Saímos da sessão entre fascinados e aturdidos com a avassaladora exibição de inventividade, souplesse, e desrespeito aos cânones narrativos da época. E ainda ganhamos, além de um novo gênero (o film noir existencialista) e um novo anti-herói (Michel Poiccard/Jean-Paul Belmondo) decalcado em Jean Gabin e Humphrey Bogart, uma paixão para a eternidade, Jean Seberg. Acossado foi a Sagração da Primavera para a geração que logo a seguir amaria os Beatles e os Rolling Stones. Cidadão Kane, descobriu-se, não havia sido o primeiro grande baile do cinema moderno, como se acreditava, mas o último grande baile do cinema antigo. Foi Godard quem, a rigor, introduziu o cinema à modernidade, pervertendo o thriller, o musical, o drama de guerra, a ficção científica e outros gêneros formatados e consagrados por Hollywood.
Sabíamos tudo sobre Acossado e seus bastidores, identificávamos os locais das externas em Paris e até os intérpretes bem mais obscuros que o do diretor Jean-Pierre Melville, o paródico Parvulesco, cujo sonho é morrer e tornar-se imortal. Reproduzíamos entre amigos as falas, os calemburgos de Belmondo (“Maintenant, je fonce, Alphonse”), as gírias e os palavrões disparados em cena, noves fora as citações literárias (Faulkner, Dylan Thomas), que depois perceberíamos indissociáveis da estética godardiana.
O amor pela leitura, a devoção às palavras, eis o que, no fundo, mais aprecio nos filmes de Godard. Personagens que leem – e até comentam o que leram – são cada vez mais raros na tela, monopolizada por gente que no máximo lê jornal e revista. Até brigar com livros os personagens de Godard já brigaram; não atirando brochuras uns nos outros, mas agredindo-se verbalmente com os títulos de obras literárias colhidos a esmo numa estante, como Anna Karina e Jean-Claude Brialy fizeram em Uma Mulher é Uma Mulher.
Godard irritou à beça os nossos milicos, que o consideravam um perigoso subversivo. Era mesmo – no melhor sentido da palavra. A ditadura proibiu A Chinesa, depois liberado porque o coronel que chefiava a Polícia Federal não entendera patavina do que Jean-Pierre Léaud e seus amigos maoistas discutiam diante da câmera, embora falassem em francês, não em chinês. Em Masculino-Feminino, Léaud lia um manifesto contra a prisão de intelectuais pelo governo Castelo Branco. Claro que deu galho.

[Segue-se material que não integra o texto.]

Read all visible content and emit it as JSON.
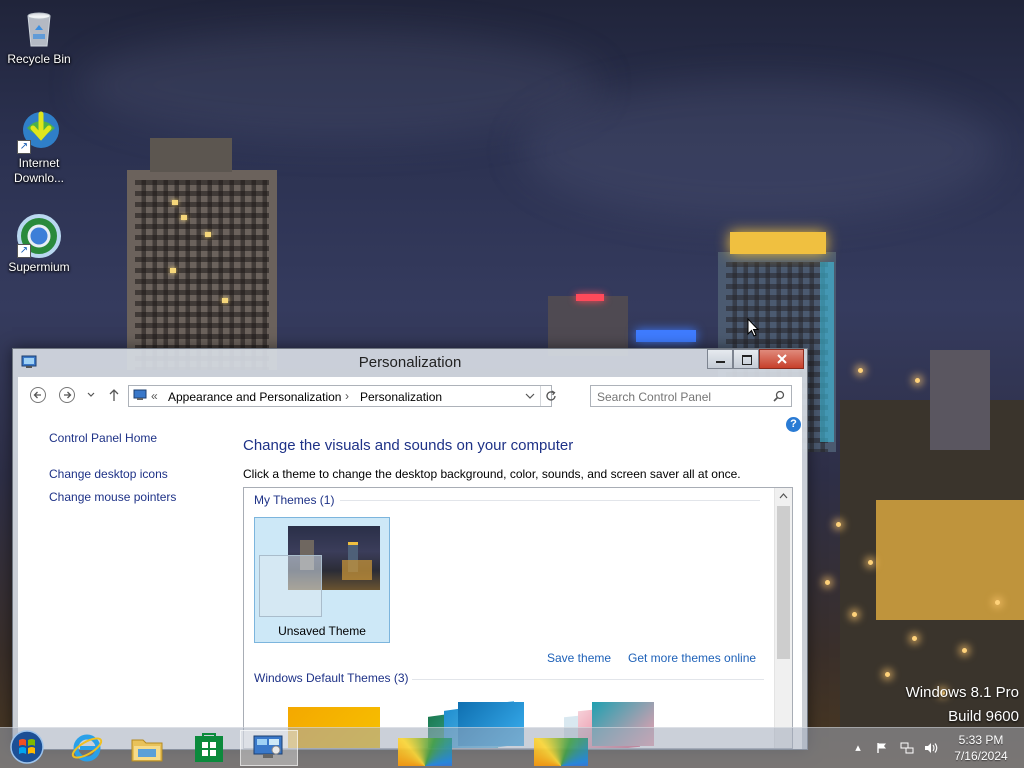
{
  "desktop": {
    "icons": [
      {
        "label": "Recycle Bin"
      },
      {
        "label": "Internet Downlo..."
      },
      {
        "label": "Supermium"
      }
    ],
    "watermark": {
      "line1": "Windows 8.1 Pro",
      "line2": "Build 9600"
    }
  },
  "window": {
    "title": "Personalization",
    "breadcrumb": {
      "overflow": "«",
      "items": [
        "Appearance and Personalization",
        "Personalization"
      ],
      "separator": "›"
    },
    "search_placeholder": "Search Control Panel",
    "sidebar": {
      "home": "Control Panel Home",
      "links": [
        "Change desktop icons",
        "Change mouse pointers"
      ]
    },
    "heading": "Change the visuals and sounds on your computer",
    "instructions": "Click a theme to change the desktop background, color, sounds, and screen saver all at once.",
    "my_themes": {
      "header": "My Themes (1)",
      "theme_name": "Unsaved Theme",
      "save_link": "Save theme",
      "online_link": "Get more themes online"
    },
    "default_themes": {
      "header": "Windows Default Themes (3)"
    }
  },
  "taskbar": {
    "clock": {
      "time": "5:33 PM",
      "date": "7/16/2024"
    }
  },
  "colors": {
    "accent_link": "#1e61b8",
    "heading_blue": "#1e3287",
    "close_red": "#c7402b",
    "selection_blue": "#cde8f7"
  }
}
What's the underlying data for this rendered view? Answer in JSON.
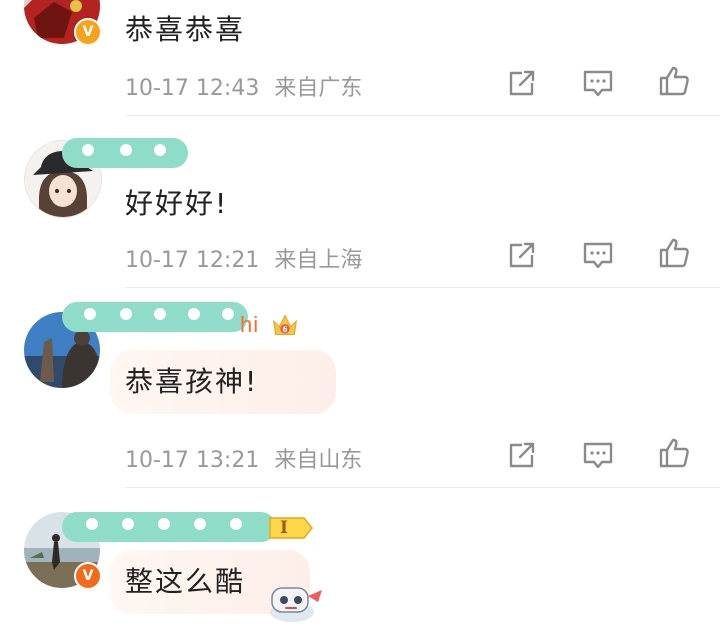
{
  "comments": [
    {
      "text": "恭喜恭喜",
      "timestamp": "10-17 12:43",
      "location": "来自广东",
      "verified": true,
      "avatar_icon": "red-mech-avatar"
    },
    {
      "text": "好好好!",
      "timestamp": "10-17 12:21",
      "location": "来自上海",
      "verified": false,
      "avatar_icon": "anime-girl-hat-avatar"
    },
    {
      "text": "恭喜孩神!",
      "timestamp": "10-17 13:21",
      "location": "来自山东",
      "verified": false,
      "name_tail": "hi",
      "name_badge_icon": "crown-6-icon",
      "avatar_icon": "landscape-statue-avatar"
    },
    {
      "text": "整这么酷",
      "verified": true,
      "name_badge_icon": "level-1-badge-icon",
      "level_badge_text": "I",
      "avatar_icon": "person-by-water-avatar"
    }
  ],
  "actions": {
    "share_icon": "share-icon",
    "comment_icon": "comment-icon",
    "like_icon": "thumbs-up-icon"
  },
  "colors": {
    "text": "#222222",
    "meta": "#999999",
    "name_mask": "#8fdcc9",
    "name_vip": "#ff6a2b",
    "verified": "#f7a21b",
    "divider": "#ececec"
  }
}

Consta que Godard ajudou financeiramente a Aliança Libertadora Nacional, de Marighella. No entanto, o mais rumoroso atrito entre a censura brasileira e o cineasta ocorreu já na Nova República, quando o governo Sarney baixou a crista para as lideranças católicas e proibiu Je Vous Salue, Marie. R.I.P., Jean-Luc.